Progressive Liberal Party Leader Perry G. Chrsitie.
Below is a formal letter to URCA by the Leader of the opposition PLP, the Rt. Hon. Perry G. Christie in the wake of the issuance of the interim broadcast rules. It is for immediate release
26th January, 2010
Mr. Michael Symonette
Utilities Regulation and Communications Authority
4th Terrace East Collins Avenue
P. O. Box N-4860
Nassau, the Bahamas
Dear Mr. Symonette,
Re: The Interim Code of Practice for Political Broadcasts (“ICP”)
Please note that this letter and the position set out below represent the collective view of the Progressive Liberal Party.

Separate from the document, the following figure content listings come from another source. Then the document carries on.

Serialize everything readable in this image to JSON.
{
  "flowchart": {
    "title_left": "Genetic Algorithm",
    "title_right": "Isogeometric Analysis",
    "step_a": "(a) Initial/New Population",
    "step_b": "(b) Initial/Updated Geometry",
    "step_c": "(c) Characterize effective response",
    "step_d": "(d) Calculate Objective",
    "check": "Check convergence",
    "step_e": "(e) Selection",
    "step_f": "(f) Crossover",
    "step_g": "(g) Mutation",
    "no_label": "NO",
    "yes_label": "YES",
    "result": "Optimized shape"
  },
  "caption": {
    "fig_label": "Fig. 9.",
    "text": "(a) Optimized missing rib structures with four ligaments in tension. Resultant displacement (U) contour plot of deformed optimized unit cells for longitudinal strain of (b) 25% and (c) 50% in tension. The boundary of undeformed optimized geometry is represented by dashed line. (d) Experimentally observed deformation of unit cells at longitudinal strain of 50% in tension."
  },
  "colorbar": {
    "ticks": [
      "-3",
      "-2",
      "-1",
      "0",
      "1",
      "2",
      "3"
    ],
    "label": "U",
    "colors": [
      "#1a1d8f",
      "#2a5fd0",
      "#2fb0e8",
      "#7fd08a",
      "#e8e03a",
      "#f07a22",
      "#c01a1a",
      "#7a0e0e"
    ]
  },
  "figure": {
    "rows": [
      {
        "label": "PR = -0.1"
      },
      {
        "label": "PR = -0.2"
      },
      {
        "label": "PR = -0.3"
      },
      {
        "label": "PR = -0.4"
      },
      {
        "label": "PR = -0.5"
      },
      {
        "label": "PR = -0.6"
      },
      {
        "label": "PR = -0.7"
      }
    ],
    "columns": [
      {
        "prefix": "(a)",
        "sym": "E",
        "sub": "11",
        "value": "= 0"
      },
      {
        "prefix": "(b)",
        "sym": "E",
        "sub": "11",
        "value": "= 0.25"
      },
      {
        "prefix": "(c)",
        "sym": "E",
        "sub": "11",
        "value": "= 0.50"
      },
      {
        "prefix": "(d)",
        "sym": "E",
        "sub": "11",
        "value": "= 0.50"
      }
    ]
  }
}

We reviewed the Interim Code of Practice (“ICP”) issued by URCA to address the content of political broadcast during the Elizabeth by-election. Fundamentally, it is our view that the ICP breaches the Communications Act and also the provisions of the Constitution.
We draw the following to your attention: (i) Section 52 of the Communications Act empowers URCA to make “by determination” matters to regulate content services; and (ii) Section 53 empowers URCA to issue code of practice for audiovisual media services.
It is our view that the ICP must comply with the regime for the making of determinations as set out in the Communications Act, more particularly Sections 99 to 102, inclusive.
In reviewing the Communications Act, it is our view that URCA does not have the authority to issue an interim Code. Based on the same, the ICP is ultra vires.
We also draw to your attention that Part IX of the Communications Act makes it clear that URCA’s jurisdiction to issue a Code is essentially to regulate content. Although content is not defined in the Act, to arrive at a purposeful interpretation, content must be substantively focused on the “message” that is being carried by the audiovisual means. In this regard, we agree with the provisions set out in Clause 5 of the ICP.
We note that the repealed Broadcasting Rules addressed the proportion allotted for political broadcasts by political parties. It appears that URCA has followed that trend in the ICP. This inevitably led to a flawed approach, as at the time of the establishment of the Rules there existed only one radio and television station and therefore the requirement for apportionment was a critical feature of the then regulatory environment.
The present ICP, in our opinion, has failed to recognize the growing number of radio and TV stations that can accommodate political ads and therefore there should be no need to create a system of apportionment. Furthermore, and perhaps more fundamentally, such an approach is a breach of the PLP’s constitutional right to free speech, as guaranteed by the Bahamian Constitution.
Further, in its present draft the ICP is foul of URCA’s duty under Section 5 to ensure that there is an “efficient and proportionate” regulatory environment.
We therefore invite URCA to withdraw the ICP with immediate effect. It is our view that the parties should be free to enter into any arrangements with any media outlet they so choose without regard to the quantity proposed in the ICP. This should apply uniformly to coverage of political rallies, political advertisements and candidates’ broadcasts.
We shall await your confirmation of the same and any response to the specific matters set out above.